An initiative led by Auckland Law School students is aiming to inspire Pacific youth to learn more about the law and to encourage them to pursue tertiary education when they leave high school.

Members of the Malosi Project posing for a photo.
The Malosi Project's 2021 exec team. From left to right: Maria Sefo, Analeah Petaia, David Tupou, Bella Chan Mow and Tupou Valu.

The Malosi Project, established in 2016, is run by Pacific Law student volunteers. The organisation’s name is inspired by its founding patron, Judge Ida Malosi, New Zealand’s first female Pacific judge. “Malosi” also means “strong” or “strength” in Samoan and serves as an acronym for Movement for Action and Law to Overcome Social Injustice.

Now, thanks to generous support from litigation firm Meredith Connell, the project has just been given a funding boost which will cover its costs for three more years.

David Tupou, the organisation’s co-president, says a large part of the project is focused on outreach programmes at low-decile high schools that have a large population of Pacific students. By showing these students that it’s not only possible for Pacific youth to attend university but to thrive there, David hopes the Malosi Project volunteers can act as role models and encourage more students to study law at a tertiary level.

“It’s really about making it accessible and showing that they can study law if they want to,” he says. “They just need that confidence.”

David, who is currently in his final year of studying law, says he has been involved with the Malosi Project since 2019 and relishes being able to act as a positive role model for the participating high school students.

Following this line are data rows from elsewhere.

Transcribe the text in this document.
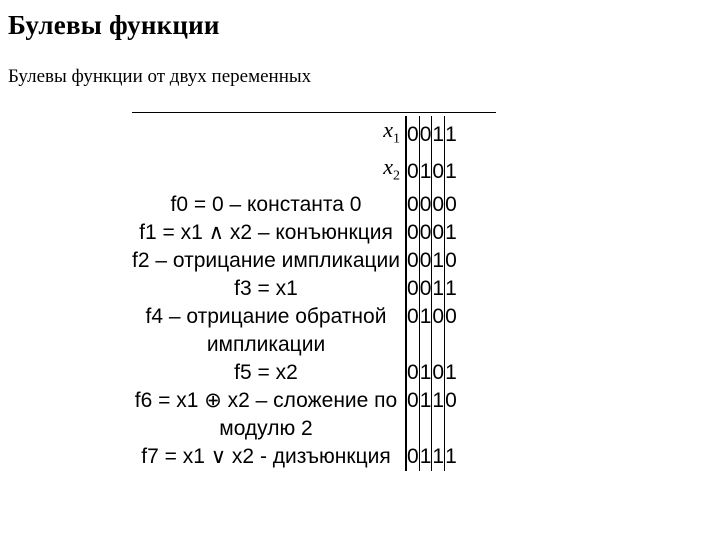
Булевы функции
Булевы функции от двух переменных
$x_1$	0	0	1	1
$x_2$	0	1	0	1
f0 = 0 – константа 0	0	0	0	0
f1 = x1 ∧ x2 – конъюнкция	0	0	0	1
f2 – отрицание импликации	0	0	1	0
f3 = x1	0	0	1	1
f4 – отрицание обратной	0	1	0	0
импликации				
f5 = x2	0	1	0	1
f6 = x1 ⊕ x2 – сложение по	0	1	1	0
модулю 2				
f7 = x1 ∨ x2 - дизъюнкция	0	1	1	1
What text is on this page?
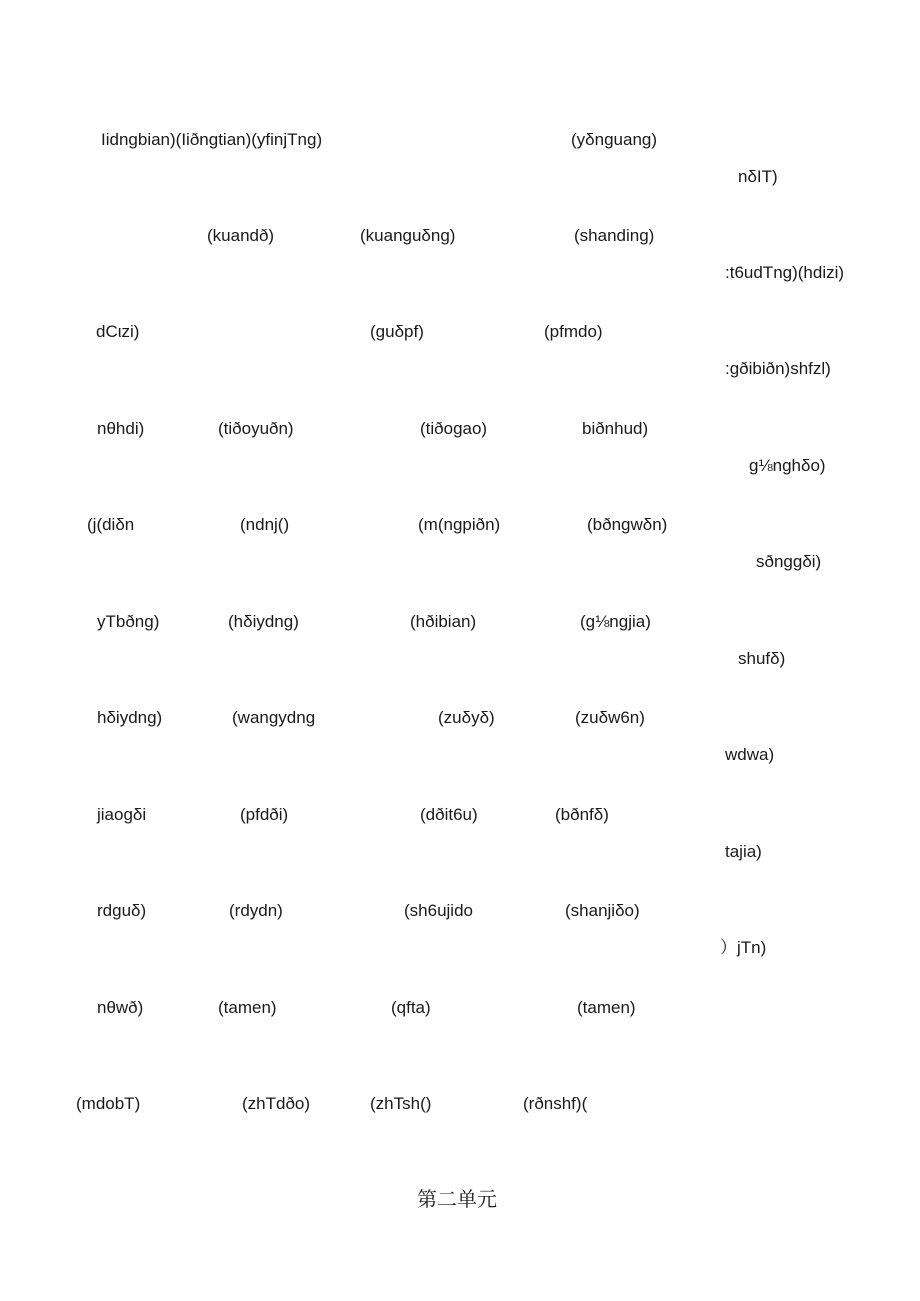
Iidngbian)(Iiðngtian)(yfinjTng)	(yδnguang)
nδIT)
(kuandð)	(kuanguδng)	(shanding)
:t6udTng)(hdizi)
dCιzi)	(guδpf)	(pfmdo)
:gðibiðn)shfzl)
nθhdi)	(tiðoyuðn)	(tiðogao)	biðnhud)
g⅛nghδo)
(j(diδn	(ndnj()	(m(ngpiðn)	(bðngwδn)
sðnggδi)
yTbðng)	(hδiydng)	(hðibian)	(g⅛ngjia)
shufδ)
hδiydng)	(wangydng	(zuδyδ)	(zuδw6n)
wdwa)
jiaogδi	(pfdði)	(dðit6u)	(bðnfδ)
tajia)
rdguδ)	(rdydn)	(sh6ujido	(shanjiδo)
）jTn)
nθwð)	(tamen)	(qfta)	(tamen)
(mdobT)	(zhTdðo)	(zhTsh()	(rðnshf)(
第二单元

“The main reason I joined was because I thought it was a good opportunity to give back,” he says. “I’m from a decile-one school and I know how important these opportunities are.”

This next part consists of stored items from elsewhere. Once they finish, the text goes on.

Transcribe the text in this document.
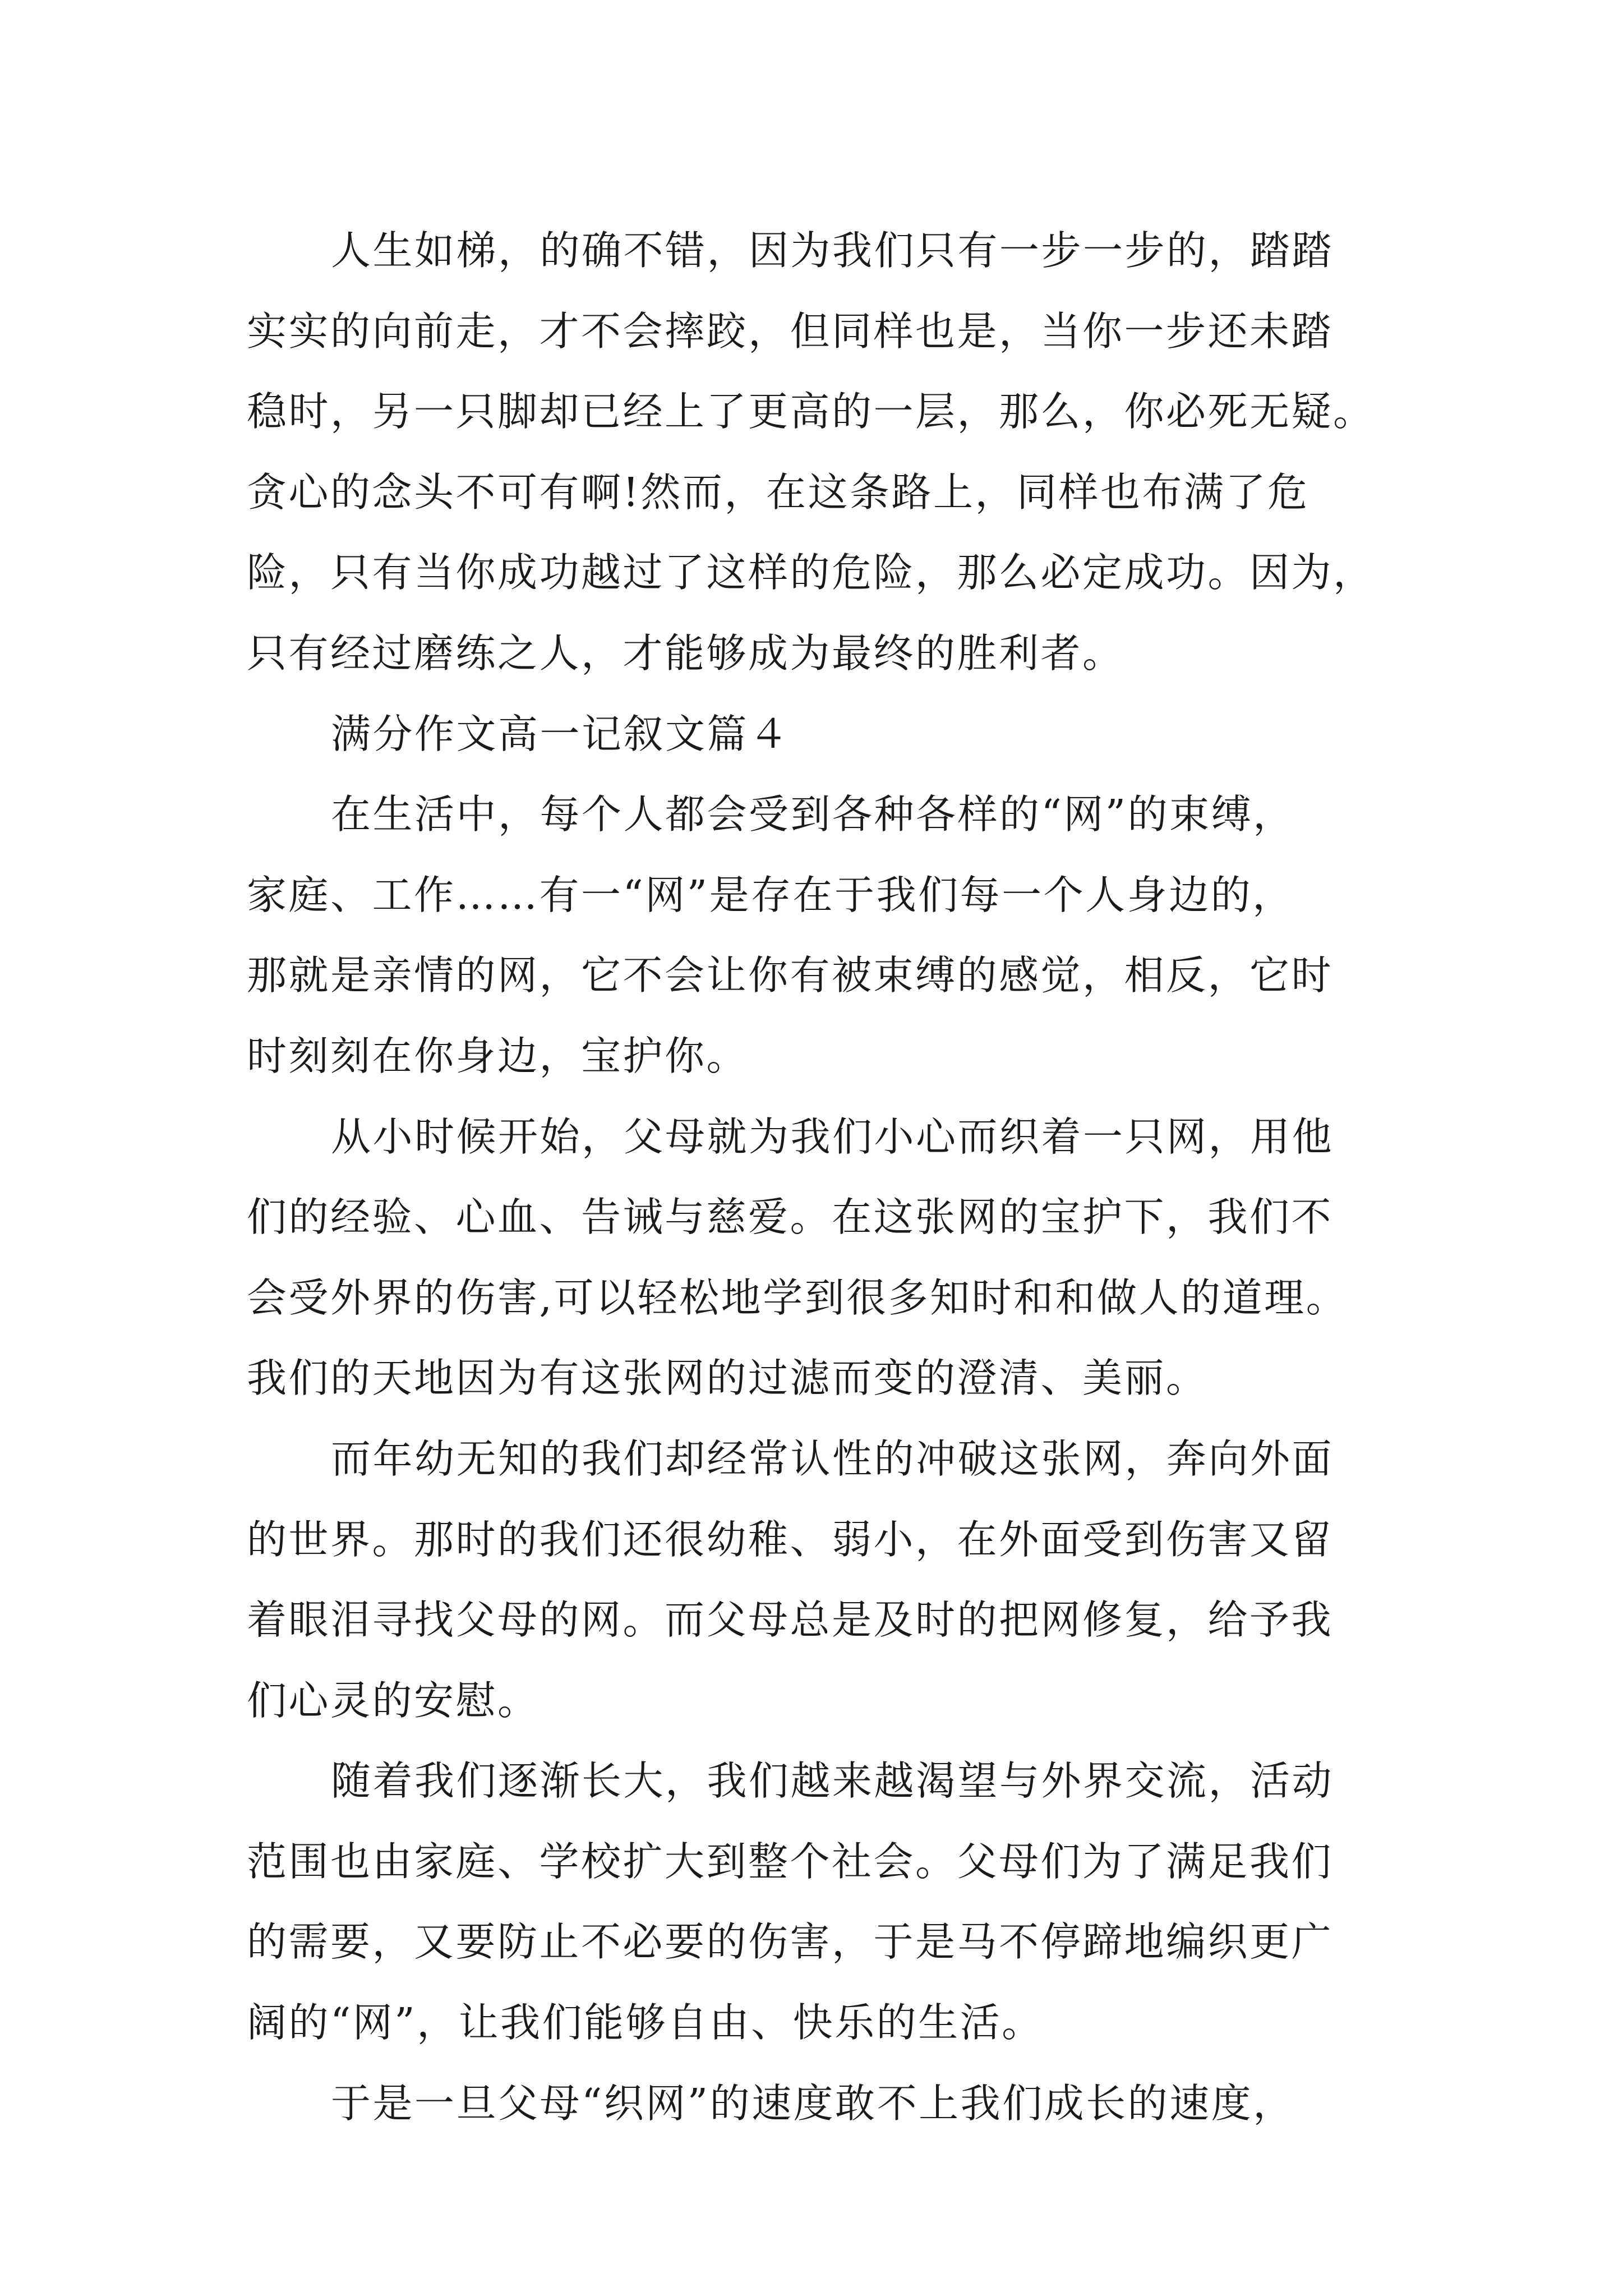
人生如梯，的确不错，因为我们只有一步一步的，踏踏
实实的向前走，才不会摔跤，但同样也是，当你一步还未踏
稳时，另一只脚却已经上了更高的一层，那么，你必死无疑。
贪心的念头不可有啊!然而，在这条路上，同样也布满了危
险，只有当你成功越过了这样的危险，那么必定成功。因为，
只有经过磨练之人，才能够成为最终的胜利者。
满分作文高一记叙文篇４
在生活中，每个人都会受到各种各样的“网”的束缚，
家庭、工作……有一“网”是存在于我们每一个人身边的，
那就是亲情的网，它不会让你有被束缚的感觉，相反，它时
时刻刻在你身边，宝护你。
从小时候开始，父母就为我们小心而织着一只网，用他
们的经验、心血、告诫与慈爱。在这张网的宝护下，我们不
会受外界的伤害,可以轻松地学到很多知时和和做人的道理。
我们的天地因为有这张网的过滤而变的澄清、美丽。
而年幼无知的我们却经常认性的冲破这张网，奔向外面
的世界。那时的我们还很幼稚、弱小，在外面受到伤害又留
着眼泪寻找父母的网。而父母总是及时的把网修复，给予我
们心灵的安慰。
随着我们逐渐长大，我们越来越渴望与外界交流，活动
范围也由家庭、学校扩大到整个社会。父母们为了满足我们
的需要，又要防止不必要的伤害，于是马不停蹄地编织更广
阔的“网”，让我们能够自由、快乐的生活。
于是一旦父母“织网”的速度敢不上我们成长的速度，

As well as conducting one-off visits to schools, where members participate in career events, tertiary fairs, Q&A sessions and legal activity workshops, the Malosi Project also holds mooting competitions between schools, giving students the chance to develop some basic legal skills in a fun way.

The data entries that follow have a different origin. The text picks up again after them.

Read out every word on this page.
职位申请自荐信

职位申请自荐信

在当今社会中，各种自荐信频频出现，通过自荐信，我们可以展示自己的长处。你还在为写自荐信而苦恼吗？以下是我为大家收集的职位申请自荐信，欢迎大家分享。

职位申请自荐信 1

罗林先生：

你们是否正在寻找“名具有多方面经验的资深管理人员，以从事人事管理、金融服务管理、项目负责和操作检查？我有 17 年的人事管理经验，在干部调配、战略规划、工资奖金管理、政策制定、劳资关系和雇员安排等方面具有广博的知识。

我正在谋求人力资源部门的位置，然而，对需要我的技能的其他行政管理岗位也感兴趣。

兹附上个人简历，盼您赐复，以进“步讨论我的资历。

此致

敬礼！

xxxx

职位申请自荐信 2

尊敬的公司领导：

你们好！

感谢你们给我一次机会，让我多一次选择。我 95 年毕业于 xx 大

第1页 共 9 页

The project also interacts with the wider community through placements at the Community Legal Services South Trust in Ōtara (formerly the Ōtara Community Law Centre) where law students can give back to disadvantaged communities through pro-bono volunteering while also gaining work experience by assisting practising lawyers with research and administrative tasks.

By encouraging a greater knowledge of the law, David hopes the Malosi Project will help promote discourse on legal and policy issues affecting Pacific people and educate more young people about their legal rights and entitlements.

David says the high school students who have been involved in the programme so far have “absolutely loved it”, with many taking the opportunity not only to ask about legal matters, but also about what daily life at university is like for Pacific students.

The Malosi Project currently has six law students on its executive team, and around 50 members in total. And David says although the volunteers are so passionate about what they do they would fund the whole operation themselves if it were possible, they were overjoyed recently to receive the support from Meredith Connell.

“We were ecstatic, we were absolutely so excited.”

The focus now, he says, is to continue to find ways to connect with young Pacific people across Auckland and to extend the mooting competition so more schools can take part.

“I want to see growth every year,” he says.